While I admit to seeing religious belief as irrational, I have clear memories of my own irrationality in that regard.
First: Try and understand my position.
I'm very frustrated. Imagine that you are in a room full of ex-atheists who had been converted to Christianity. In no time they begin a discussion about their new-found beliefs, remarking with incredulity how they had ever believed all the irrational premises and contradictions of atheism:
'I don't know how i could have ever thought that'
'I know it seemed very logical at the time, but now i realize how much my emotions tampered with my
better judgement'
'It clearly wasn't based on reason. It was so highly unscientific and so full of contradiction'
Sitting in that room listening to those men what would be your first thoughts?
You could just decide flat out that they were wrong, that they were the ones making faulty assumptions based on claims with no evidence.
However, this would be very small-minded of you. (To put in a different way, it would be mighty Christian of you.)
But these men aren't stupid, not by a long shot.
If you are like me however, you would use this opportunity to reevaluate your beliefs based on what you are now hearing. The fact is these rational and informed men find atheism ridiculous.
Unlike them you are still an atheist. Your logic makes perfect sense to you but is nonsensical to the men whom i might add are looking retrospectively at your position. Why?
If you take time to follow this thought through you will come to the eventual conclusion that there has to be something that is effectively preventing you from sharing their views. A dividing line perhaps between your views and theirs and you will want to know what that is.
Intelligence is not an indicator of logical thought and critical thinking, alas. The human race would be so much better off if that were true. I know several Christians I regard as smarter and more widely experienced than myself, including my Harvard-educated father. It's just that they refuse to apply their intelligence to their religious beliefs objectively.

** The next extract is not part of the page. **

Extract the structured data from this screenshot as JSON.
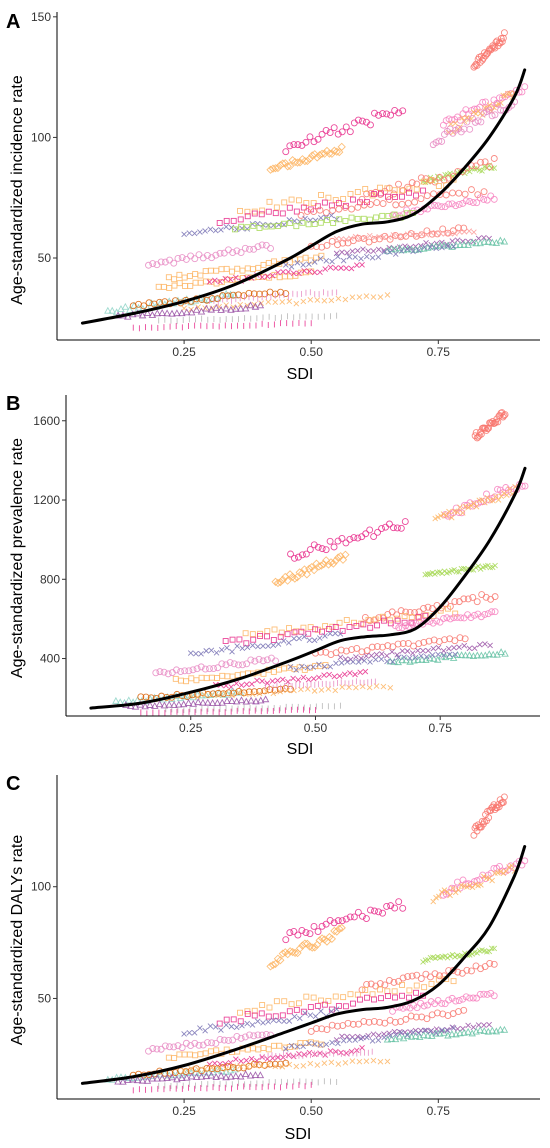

Why believers fail to do this varies, and I agree that generalizing on that topic is unfair and often unproductive. Early indoctrination, fear of death, wanting social acceptance, simple credulousness and other motivations come into play.

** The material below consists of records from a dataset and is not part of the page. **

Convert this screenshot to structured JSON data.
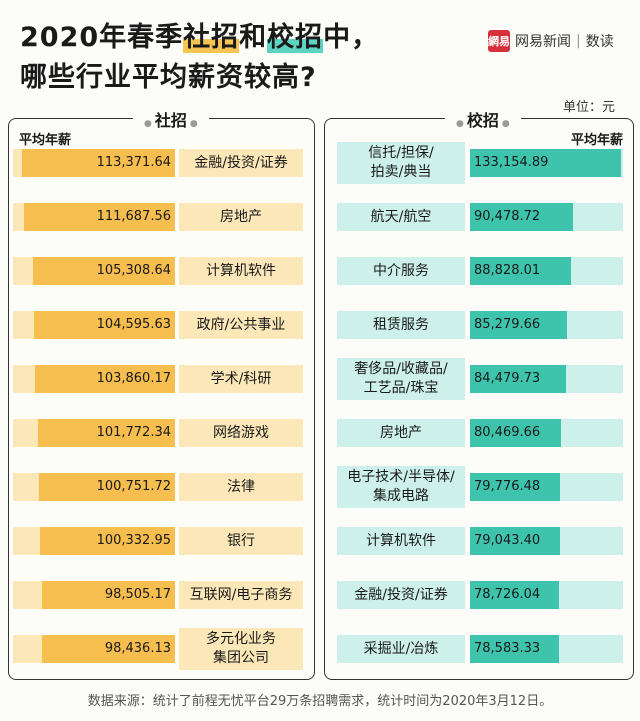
{
  "title_lines": [
    "2020年春季",
    "社招",
    "和",
    "校招",
    "中，",
    "哪些行业平均薪资较高?"
  ],
  "brand": {
    "logo": "網易",
    "name": "网易新闻",
    "sub": "数读"
  },
  "unit_label": "单位：元",
  "footer": "数据来源：统计了前程无忧平台29万条招聘需求，统计时间为2020年3月12日。",
  "colors": {
    "social_fill": "#f6bd4f",
    "social_track": "#fbe7b8",
    "campus_fill": "#3ec4ad",
    "campus_track": "#cdf1ea"
  },
  "chart_data": [
    {
      "type": "bar",
      "title": "社招",
      "ylabel": "平均年薪",
      "categories": [
        "金融/投资/证券",
        "房地产",
        "计算机软件",
        "政府/公共事业",
        "学术/科研",
        "网络游戏",
        "法律",
        "银行",
        "互联网/电子商务",
        "多元化业务\n集团公司"
      ],
      "values": [
        113371.64,
        111687.56,
        105308.64,
        104595.63,
        103860.17,
        101772.34,
        100751.72,
        100332.95,
        98505.17,
        98436.13
      ],
      "value_labels": [
        "113,371.64",
        "111,687.56",
        "105,308.64",
        "104,595.63",
        "103,860.17",
        "101,772.34",
        "100,751.72",
        "100,332.95",
        "98,505.17",
        "98,436.13"
      ]
    },
    {
      "type": "bar",
      "title": "校招",
      "ylabel": "平均年薪",
      "categories": [
        "信托/担保/\n拍卖/典当",
        "航天/航空",
        "中介服务",
        "租赁服务",
        "奢侈品/收藏品/\n工艺品/珠宝",
        "房地产",
        "电子技术/半导体/\n集成电路",
        "计算机软件",
        "金融/投资/证券",
        "采掘业/冶炼"
      ],
      "values": [
        133154.89,
        90478.72,
        88828.01,
        85279.66,
        84479.73,
        80469.66,
        79776.48,
        79043.4,
        78726.04,
        78583.33
      ],
      "value_labels": [
        "133,154.89",
        "90,478.72",
        "88,828.01",
        "85,279.66",
        "84,479.73",
        "80,469.66",
        "79,776.48",
        "79,043.40",
        "78,726.04",
        "78,583.33"
      ]
    }
  ]
}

As I said before, I don't hold that my atheism by itself makes me "better" than a believer. I have a number of irrational behaviors; I procrastinate about almost everything, for instance. It's where someone's god-belief has a harmful effect, on their life or others, that I see atheism as often offering an advantage.
I am a Christian.
I believe wholeheartedly the tenets of my Christianity, not because i was taught believe them but because they make sense to me as an individual. This is not to suggest that other views and religions do not make sense, but that when held up to the scrutiny of my rational mind, i find that tenets of the Christian view are more convincing.
I do not think that i am stupid or in any way mentally impaired. When listening to arguments of the atheistic standpoint i do not feel particularly uninformed. Being a Christian does not make me more intelligent that anybody on this site. I cannot however take the fact that you hold different views as inference that you must know better. If atheism is the inevitable destination of all logical and reasonable thought, then i think and reason as much as anyone. WHY DO I STILL BELIEVE IN GOD?

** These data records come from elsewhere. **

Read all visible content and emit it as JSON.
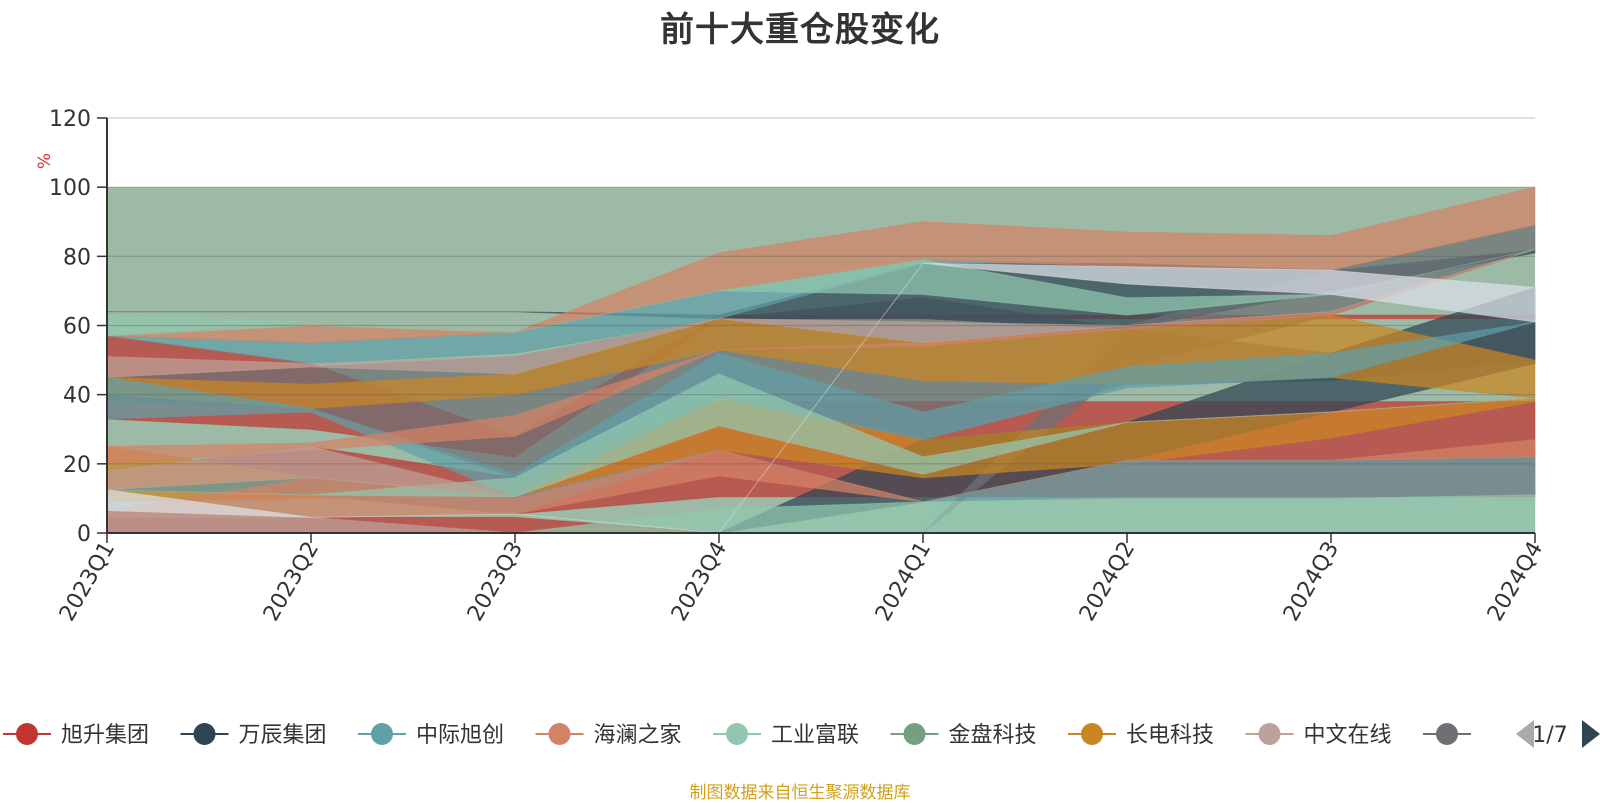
{
  "chart_data": {
    "type": "area",
    "stacked": true,
    "title": "前十大重仓股变化",
    "ylabel": "%",
    "ylim": [
      0,
      120
    ],
    "yticks": [
      0,
      20,
      40,
      60,
      80,
      100,
      120
    ],
    "categories": [
      "2023Q1",
      "2023Q2",
      "2023Q3",
      "2023Q4",
      "2024Q1",
      "2024Q2",
      "2024Q3",
      "2024Q4"
    ],
    "grid": true,
    "legend_position": "bottom",
    "legend_page": "1/7",
    "series": [
      {
        "name": "旭升集团",
        "color": "#c23531",
        "values": [
          6.5,
          4.5,
          4.5,
          0,
          0,
          0,
          0,
          0
        ]
      },
      {
        "name": "万辰集团",
        "color": "#2f4554",
        "values": [
          0,
          0,
          0,
          0,
          0,
          0,
          0,
          11
        ]
      },
      {
        "name": "中际旭创",
        "color": "#61a0a8",
        "values": [
          0,
          0,
          0,
          0,
          0,
          10,
          10,
          11
        ]
      },
      {
        "name": "海澜之家",
        "color": "#d48265",
        "values": [
          0,
          0,
          0,
          0,
          0,
          0,
          0,
          5
        ]
      },
      {
        "name": "工业富联",
        "color": "#91c7ae",
        "values": [
          0,
          0,
          0,
          7,
          9,
          0,
          0,
          0
        ]
      },
      {
        "name": "金盘科技",
        "color": "#749f83",
        "values": [
          0,
          0,
          0,
          0,
          0,
          11,
          11,
          12
        ]
      },
      {
        "name": "长电科技",
        "color": "#ca8622",
        "values": [
          0,
          0,
          0,
          0,
          0,
          0,
          11,
          0
        ]
      },
      {
        "name": "中文在线",
        "color": "#bda29a",
        "values": [
          0,
          0,
          0,
          0,
          0,
          0,
          0,
          0
        ]
      },
      {
        "name": "",
        "color": "#6e7074",
        "values": [
          0,
          0,
          0,
          9,
          0,
          11,
          0,
          0
        ]
      }
    ],
    "background_band": {
      "from": 0,
      "to": 100,
      "color": "#9cbaa6"
    },
    "decorative_bands": [
      {
        "color": "#c23531",
        "lower": [
          33,
          30,
          22,
          62,
          62,
          62,
          62,
          62
        ],
        "upper": [
          57,
          49,
          28,
          63,
          63,
          63,
          63,
          63
        ]
      },
      {
        "color": "#c23531",
        "lower": [
          12.5,
          11,
          5.5,
          10.5,
          10.5,
          10.5,
          10.5,
          10.5
        ],
        "upper": [
          18,
          25,
          16,
          38,
          38,
          38,
          38,
          38
        ]
      },
      {
        "color": "#c23531",
        "lower": [
          0,
          0,
          0,
          0,
          0,
          0,
          0,
          0
        ],
        "upper": [
          6.5,
          4.5,
          4.5,
          0,
          0,
          0,
          0,
          0
        ]
      },
      {
        "color": "#6e7074",
        "lower": [
          38,
          36,
          16,
          39,
          27,
          43,
          44,
          50
        ],
        "upper": [
          45,
          48,
          51,
          62,
          68,
          59,
          52,
          61
        ]
      },
      {
        "color": "#2f4554",
        "lower": [
          0,
          0,
          0,
          0,
          9,
          21,
          35,
          49
        ],
        "upper": [
          0,
          0,
          0,
          0,
          27,
          32,
          52,
          71
        ]
      },
      {
        "color": "#2f4554",
        "lower": [
          64,
          64,
          64,
          62,
          62,
          59,
          70,
          81
        ],
        "upper": [
          64,
          64,
          64,
          63,
          78,
          78,
          76,
          82
        ]
      },
      {
        "color": "#6e7074",
        "lower": [
          0,
          0,
          0,
          0,
          0,
          48,
          63,
          82
        ],
        "upper": [
          0,
          0,
          0,
          0,
          0,
          60,
          76,
          89
        ]
      },
      {
        "color": "#ca8622",
        "lower": [
          9,
          10,
          10.5,
          24,
          16,
          20,
          27.5,
          38
        ],
        "upper": [
          25,
          16,
          11,
          40,
          27,
          32,
          35,
          39
        ]
      },
      {
        "color": "#ca8622",
        "lower": [
          40,
          36,
          40,
          53,
          44,
          43,
          45,
          39
        ],
        "upper": [
          45,
          43,
          46,
          62,
          55,
          59,
          63,
          50
        ]
      },
      {
        "color": "#61a0a8",
        "lower": [
          33,
          35,
          10.5,
          39,
          27,
          42,
          45,
          61
        ],
        "upper": [
          45,
          36,
          17,
          52,
          35,
          48,
          52,
          61
        ]
      },
      {
        "color": "#61a0a8",
        "lower": [
          12.5,
          11,
          5.5,
          24,
          9,
          10,
          10,
          11
        ],
        "upper": [
          12.5,
          16,
          10.5,
          24,
          9,
          21,
          21,
          22
        ]
      },
      {
        "color": "#61a0a8",
        "lower": [
          57,
          49,
          52,
          62,
          78,
          78,
          76,
          82
        ],
        "upper": [
          57,
          55,
          58,
          70,
          79,
          78,
          76,
          82
        ]
      },
      {
        "color": "#d48265",
        "lower": [
          20,
          24,
          28,
          53,
          54,
          59,
          63,
          82
        ],
        "upper": [
          25,
          26,
          34,
          53,
          55,
          60,
          64,
          82
        ]
      },
      {
        "color": "#d48265",
        "lower": [
          4.5,
          4.5,
          5.5,
          16.5,
          9,
          21,
          21,
          22
        ],
        "upper": [
          6.5,
          16,
          10,
          24,
          9,
          21,
          21,
          27
        ]
      },
      {
        "color": "#d48265",
        "lower": [
          57,
          55,
          58,
          70,
          79,
          77,
          76,
          89
        ],
        "upper": [
          57,
          61,
          58,
          81,
          90,
          87,
          86,
          100
        ]
      },
      {
        "color": "#91c7ae",
        "lower": [
          57,
          60,
          58,
          70,
          69,
          63,
          69,
          82
        ],
        "upper": [
          63,
          61,
          58,
          70,
          79,
          68,
          69,
          82
        ]
      },
      {
        "color": "#91c7ae",
        "lower": [
          0,
          0,
          0,
          0,
          0,
          0,
          0,
          0
        ],
        "upper": [
          0,
          0,
          0,
          7,
          9,
          10,
          10,
          11
        ]
      },
      {
        "color": "#91c7ae",
        "lower": [
          12.5,
          11,
          10.5,
          31,
          17,
          32,
          35,
          39
        ],
        "upper": [
          12.5,
          11,
          16,
          46,
          22,
          32,
          35,
          39
        ]
      },
      {
        "color": "#bda29a",
        "lower": [
          0,
          0,
          0,
          0,
          0,
          0,
          0,
          0
        ],
        "upper": [
          6.5,
          4.5,
          0,
          0,
          0,
          0,
          0,
          0
        ]
      },
      {
        "color": "#bda29a",
        "lower": [
          12.5,
          16,
          10.5,
          31,
          17,
          32,
          35,
          39
        ],
        "upper": [
          18,
          25,
          10.5,
          31,
          17,
          32,
          35,
          39
        ]
      },
      {
        "color": "#bda29a",
        "lower": [
          45,
          48,
          46,
          62,
          55,
          60,
          64,
          82
        ],
        "upper": [
          51,
          49,
          51,
          62,
          61,
          60,
          64,
          82
        ]
      },
      {
        "color": "#dde1e8",
        "lower": [
          6.5,
          4.5,
          5.5,
          0,
          0,
          0,
          0,
          0
        ],
        "upper": [
          12.5,
          4.5,
          5.5,
          0,
          0,
          0,
          0,
          0
        ]
      },
      {
        "color": "#dde1e8",
        "lower": [
          0,
          0,
          0,
          0,
          78,
          72,
          69,
          61
        ],
        "upper": [
          0,
          0,
          0,
          0,
          78,
          77,
          76,
          71
        ]
      }
    ]
  },
  "source_note": "制图数据来自恒生聚源数据库"
}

Am i missing something? Some sliver of knowledge, some defect in my reasoning, an unresolved personal bias or prejudice?
What? What am i missing?
One's religious beliefs are largely dependent on culture and early socialization. Please correct me if I'm wrong, but you're most likely from a Christian family and did most of your growing-up in a predominately Christian culture (the Americas, much of Europe). Do you really think that played no part in your personal beliefs and biases?
I don't think you're an idiot or mentally lacking in some way. All you're missing, as best I can tell, is experience and education. That you're admitting doubts about your faith, even in the anonymity of the internet, speaks well for your honesty. Again, I encourage you to read about atheism and religion (from academic, non-sectarian sources; objectivity on this topic is important) and continue to engage with atheists, here and elsewhere.
If you're wondering "when" you will suddenly deconvert, be aware there's no universal schedule or method (if
only!! 
). My own coming to atheism was a gradual process; I can say roughly when it happened, but there was no definite "Aha! Good grief, what an irrational person I was yesterday," moment.